Il s'agit peut-être d'une victoire en termes de relations publiques pour le pays d'Afrique de l'Est, mais de sérieuses préoccupations continuent d'être soulevées quant à son bilan en matière de droits de l'homme.
Le groupe de campagne Human Rights Watch a accusé le gouvernement britannique de "négliger les abus" pour justifier une politique d'asile "cruelle".
Son directeur pour l'Afrique centrale, Lewis Mudge, a critiqué l'évaluation de la sécurité du Rwanda réalisée par le Royaume-Uni, estimant qu'elle "sélectionnait les faits, ou les ignorait complètement, pour étayer une conclusion évidente".
M. Mudge a déclaré que les autorités rwandaises ont fait un usage excessif de la force lors de manifestations concernant les rations alimentaires des réfugiés de la République démocratique du Congo voisine en février et mars 2018, tuant 12 personnes et en arrêtant 60.
Il a également indiqué qu'au moins 35 réfugiés avaient été condamnés à des peines allant de trois mois à 15 ans de prison entre octobre 2018 et septembre 2019.
Dans un cas, ajoute M. Mudge, un réfugié a été accusé de partager des informations avec Human Rights Watch et purge actuellement une peine de 15 ans.
Le gouvernement rwandais conteste ces allégations et accuse Human Rights Watch d'avoir des antécédents de publication de fausses allégations et d'affabulations.
Mme Makolo affirme que le Rwanda "se porte aussi bien que n'importe quel autre pays" en matière de droits de l'homme.
Il s'agit d'un "travail en cours, même au Royaume-Uni lui-même [et dans les] pays les plus avancés", dit-elle, ajoutant que les réfugiés qui s'identifient comme LGBTQ seraient "aussi libres que n'importe qui d'autre" au Rwanda.
Dans son conseil aux voyageurs pour le Rwanda, le gouvernement britannique indique que l'homosexualité n'est pas illégale dans le pays mais "reste mal vue par beaucoup".
"Les personnes LGBT peuvent être victimes de discrimination et d'abus, y compris de la part des autorités locales.
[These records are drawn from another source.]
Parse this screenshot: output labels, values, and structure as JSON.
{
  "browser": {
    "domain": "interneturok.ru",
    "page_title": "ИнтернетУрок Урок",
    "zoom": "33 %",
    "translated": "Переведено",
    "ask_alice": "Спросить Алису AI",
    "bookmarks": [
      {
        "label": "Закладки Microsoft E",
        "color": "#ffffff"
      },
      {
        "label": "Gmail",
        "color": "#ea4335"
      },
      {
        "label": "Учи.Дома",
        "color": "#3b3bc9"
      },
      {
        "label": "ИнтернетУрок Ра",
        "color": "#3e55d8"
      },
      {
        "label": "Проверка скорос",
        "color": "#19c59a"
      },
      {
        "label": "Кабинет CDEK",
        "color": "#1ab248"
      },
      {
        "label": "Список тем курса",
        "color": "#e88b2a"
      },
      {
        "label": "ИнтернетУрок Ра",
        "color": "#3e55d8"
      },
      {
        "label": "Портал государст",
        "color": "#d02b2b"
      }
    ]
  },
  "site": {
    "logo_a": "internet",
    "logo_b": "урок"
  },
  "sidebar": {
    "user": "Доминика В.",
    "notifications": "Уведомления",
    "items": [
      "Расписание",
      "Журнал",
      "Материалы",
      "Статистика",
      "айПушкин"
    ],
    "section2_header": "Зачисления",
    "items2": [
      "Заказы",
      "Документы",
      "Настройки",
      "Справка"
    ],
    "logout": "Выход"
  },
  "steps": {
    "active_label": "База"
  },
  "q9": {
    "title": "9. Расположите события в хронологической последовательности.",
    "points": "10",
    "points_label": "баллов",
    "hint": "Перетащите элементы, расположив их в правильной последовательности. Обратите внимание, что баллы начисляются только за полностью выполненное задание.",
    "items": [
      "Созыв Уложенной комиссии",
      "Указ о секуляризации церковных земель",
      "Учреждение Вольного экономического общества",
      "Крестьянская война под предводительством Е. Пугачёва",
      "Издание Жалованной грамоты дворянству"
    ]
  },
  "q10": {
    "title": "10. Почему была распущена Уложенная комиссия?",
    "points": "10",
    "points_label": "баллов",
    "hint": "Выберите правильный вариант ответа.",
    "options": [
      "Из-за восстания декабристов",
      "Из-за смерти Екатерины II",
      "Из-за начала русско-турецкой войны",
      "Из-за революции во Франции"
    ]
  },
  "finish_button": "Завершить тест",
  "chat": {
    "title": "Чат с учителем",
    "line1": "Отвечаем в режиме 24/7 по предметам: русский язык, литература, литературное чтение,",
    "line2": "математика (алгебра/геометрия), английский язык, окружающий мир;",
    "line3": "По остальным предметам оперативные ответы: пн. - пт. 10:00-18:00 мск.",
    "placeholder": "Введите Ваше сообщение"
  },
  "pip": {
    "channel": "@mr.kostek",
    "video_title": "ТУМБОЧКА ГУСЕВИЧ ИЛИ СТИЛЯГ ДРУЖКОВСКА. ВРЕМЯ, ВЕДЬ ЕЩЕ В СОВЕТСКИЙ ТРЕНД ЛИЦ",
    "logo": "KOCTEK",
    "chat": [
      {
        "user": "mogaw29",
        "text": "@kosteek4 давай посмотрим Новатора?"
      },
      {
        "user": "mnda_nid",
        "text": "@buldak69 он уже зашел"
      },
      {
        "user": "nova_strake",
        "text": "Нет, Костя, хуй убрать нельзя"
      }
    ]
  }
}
Il n'existe pas de lois spécifiques contre la discrimination qui protègent les personnes LGBT", ajoute-t-il.
À la question de savoir si la conclusion de l'accord permet au gouvernement britannique d'abdiquer sa responsabilité envers les réfugiés en vertu du droit international, Mme Makolo répond que la Convention sur les réfugiés ne dit pas "qu'ils ont le droit absolu de choisir le pays où ils vont".
"Nous considérons donc qu'il s'agit d'une responsabilité commune. Le Rwanda veut faire partie de la solution", ajoute-t-elle.
Le Rwanda traitera les demandes d'asile des migrants et "les installera ou les renverra" conformément à la loi rwandaise, à la Convention sur les réfugiés et aux lois internationales, selon l'accord.
Le Danemark est également en pourparlers avec le Rwanda pour conclure un accord similaire.
Un autre accord concernant les migrants, dans le cadre duquel des centaines de demandeurs d'asile ont été transférés de Libye au Rwanda, est géré par le HCR, l'agence des Nations unies pour les réfugiés.
Ils sont hébergés à Gashora, un camp situé à environ 60 km au sud de la capitale.
Près de 1 000 personnes, pour la plupart originaires de la Corne de l'Afrique, y ont été déplacées depuis 2019.
Selon les responsables, 626 personnes ont été réinstallées dans des pays tiers, principalement au Canada, en Suède, en Norvège, en France et en Belgique.
Au moins cinq réfugiés du camp auquel j'ai parlé ont ri lorsqu'on leur a demandé s'ils voulaient s'installer dans un pays africain, notamment au Rwanda.
Beaucoup ont enduré la torture, la famine, l'extorsion par des trafiquants d'êtres humains, l'esclavage et ont survécu à des conditions désertiques difficiles ou à des tentatives de traversée de la Méditerranée.
S'ils ont tous déclaré que le Rwanda était un endroit plus sûr et plus accueillant, leur détermination à vivre un jour en Europe ou en Amérique du Nord est loin d'avoir faibli.
Il n'existe aucune trace d'un migrant ayant demandé l'asile au Rwanda.